Stephen Hawking Died on Einstein's Birthday, Proving Time Is Indeed Relative
Stephen Hawking, a pioneering theoretical physicist, author of a Brief History of Time, and one of the most brilliant thinkers to ever live and breathe on planet Earth, died early on Wednesday morning at his home in Cambridge, England. He was 76.
Being that Hawking's intellect cast a towering presence throughout the world, despite his struggles with a debilitating muscular condition that confined him to a wheelchair for most of his life, it's rather fitting that the specific time of his death is rife with symbolism.

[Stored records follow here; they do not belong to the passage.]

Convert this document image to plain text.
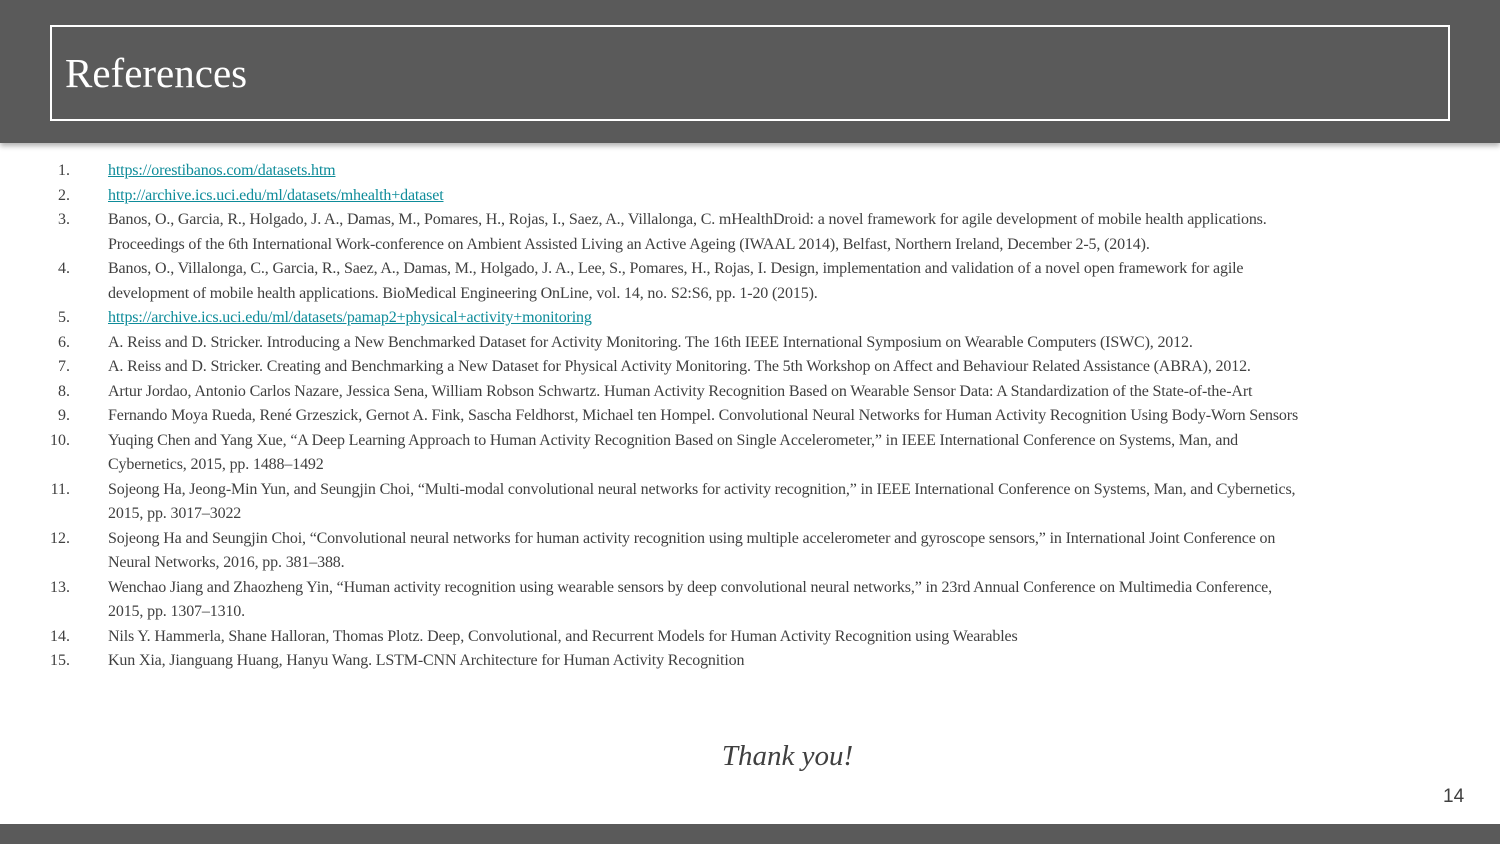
References
1. https://orestibanos.com/datasets.htm
2. http://archive.ics.uci.edu/ml/datasets/mhealth+dataset
3. Banos, O., Garcia, R., Holgado, J. A., Damas, M., Pomares, H., Rojas, I., Saez, A., Villalonga, C. mHealthDroid: a novel framework for agile development of mobile health applications.
Proceedings of the 6th International Work-conference on Ambient Assisted Living an Active Ageing (IWAAL 2014), Belfast, Northern Ireland, December 2-5, (2014).
4. Banos, O., Villalonga, C., Garcia, R., Saez, A., Damas, M., Holgado, J. A., Lee, S., Pomares, H., Rojas, I. Design, implementation and validation of a novel open framework for agile
development of mobile health applications. BioMedical Engineering OnLine, vol. 14, no. S2:S6, pp. 1-20 (2015).
5. https://archive.ics.uci.edu/ml/datasets/pamap2+physical+activity+monitoring
6. A. Reiss and D. Stricker. Introducing a New Benchmarked Dataset for Activity Monitoring. The 16th IEEE International Symposium on Wearable Computers (ISWC), 2012.
7. A. Reiss and D. Stricker. Creating and Benchmarking a New Dataset for Physical Activity Monitoring. The 5th Workshop on Affect and Behaviour Related Assistance (ABRA), 2012.
8. Artur Jordao, Antonio Carlos Nazare, Jessica Sena, William Robson Schwartz. Human Activity Recognition Based on Wearable Sensor Data: A Standardization of the State-of-the-Art
9. Fernando Moya Rueda, René Grzeszick, Gernot A. Fink, Sascha Feldhorst, Michael ten Hompel. Convolutional Neural Networks for Human Activity Recognition Using Body-Worn Sensors
10. Yuqing Chen and Yang Xue, “A Deep Learning Approach to Human Activity Recognition Based on Single Accelerometer,” in IEEE International Conference on Systems, Man, and
Cybernetics, 2015, pp. 1488–1492
11. Sojeong Ha, Jeong-Min Yun, and Seungjin Choi, “Multi-modal convolutional neural networks for activity recognition,” in IEEE International Conference on Systems, Man, and Cybernetics,
2015, pp. 3017–3022
12. Sojeong Ha and Seungjin Choi, “Convolutional neural networks for human activity recognition using multiple accelerometer and gyroscope sensors,” in International Joint Conference on
Neural Networks, 2016, pp. 381–388.
13. Wenchao Jiang and Zhaozheng Yin, “Human activity recognition using wearable sensors by deep convolutional neural networks,” in 23rd Annual Conference on Multimedia Conference,
2015, pp. 1307–1310.
14. Nils Y. Hammerla, Shane Halloran, Thomas Plotz. Deep, Convolutional, and Recurrent Models for Human Activity Recognition using Wearables
15. Kun Xia, Jianguang Huang, Hanyu Wang. LSTM-CNN Architecture for Human Activity Recognition
Thank you!
14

Hawking, the damn genius, passed away on Pi Day (3/14), which also happens to be Albert Einstein's birthday. Not only that, Hawking's birth on January 8, 1942 coincides with the 300th anniversary of the death of Galileo, the Italian astronomer whose contributions played a large part in shaping the scientific revolution but also the very important rock opera, "Bohemian Rhapsody."

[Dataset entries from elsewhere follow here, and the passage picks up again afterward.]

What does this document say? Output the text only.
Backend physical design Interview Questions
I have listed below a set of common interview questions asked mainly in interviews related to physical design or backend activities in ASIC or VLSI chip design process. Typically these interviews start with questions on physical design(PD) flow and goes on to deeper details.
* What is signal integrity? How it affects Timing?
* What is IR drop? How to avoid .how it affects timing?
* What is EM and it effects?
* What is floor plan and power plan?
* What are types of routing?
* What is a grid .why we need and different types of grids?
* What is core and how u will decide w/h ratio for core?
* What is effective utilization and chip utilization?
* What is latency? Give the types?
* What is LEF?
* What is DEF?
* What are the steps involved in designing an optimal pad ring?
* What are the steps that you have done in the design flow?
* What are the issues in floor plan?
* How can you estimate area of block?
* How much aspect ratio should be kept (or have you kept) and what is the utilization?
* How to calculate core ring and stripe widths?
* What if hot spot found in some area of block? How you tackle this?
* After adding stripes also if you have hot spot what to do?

You see, all the brainiacs are connected, proving that the universe does indeed make sense when it wants to. When the world learned of this threefold coincidence, Twitter had a galactic brain moment:
Stephen Hawking was born January 8, 1942, on the 300th anniversary of Galileo's death. He died today, March 14th, on the anniversary of Einstein's birth. Time is circular - no beginning, no end.— Warren Leight (@warrenleightTV) March 14, 2018
Stephen Hawking was born on the 300th death anniversary of Galileo Galilei, and died on the 139th birth anniversary of Albert Einstein.— RΛMIN NΛSIBOV (@RaminNasibov) March 14, 2018
It's not hard to imagine all three men meeting somewhere in the cosmos, at some point in time, talking about things that no normal people understand.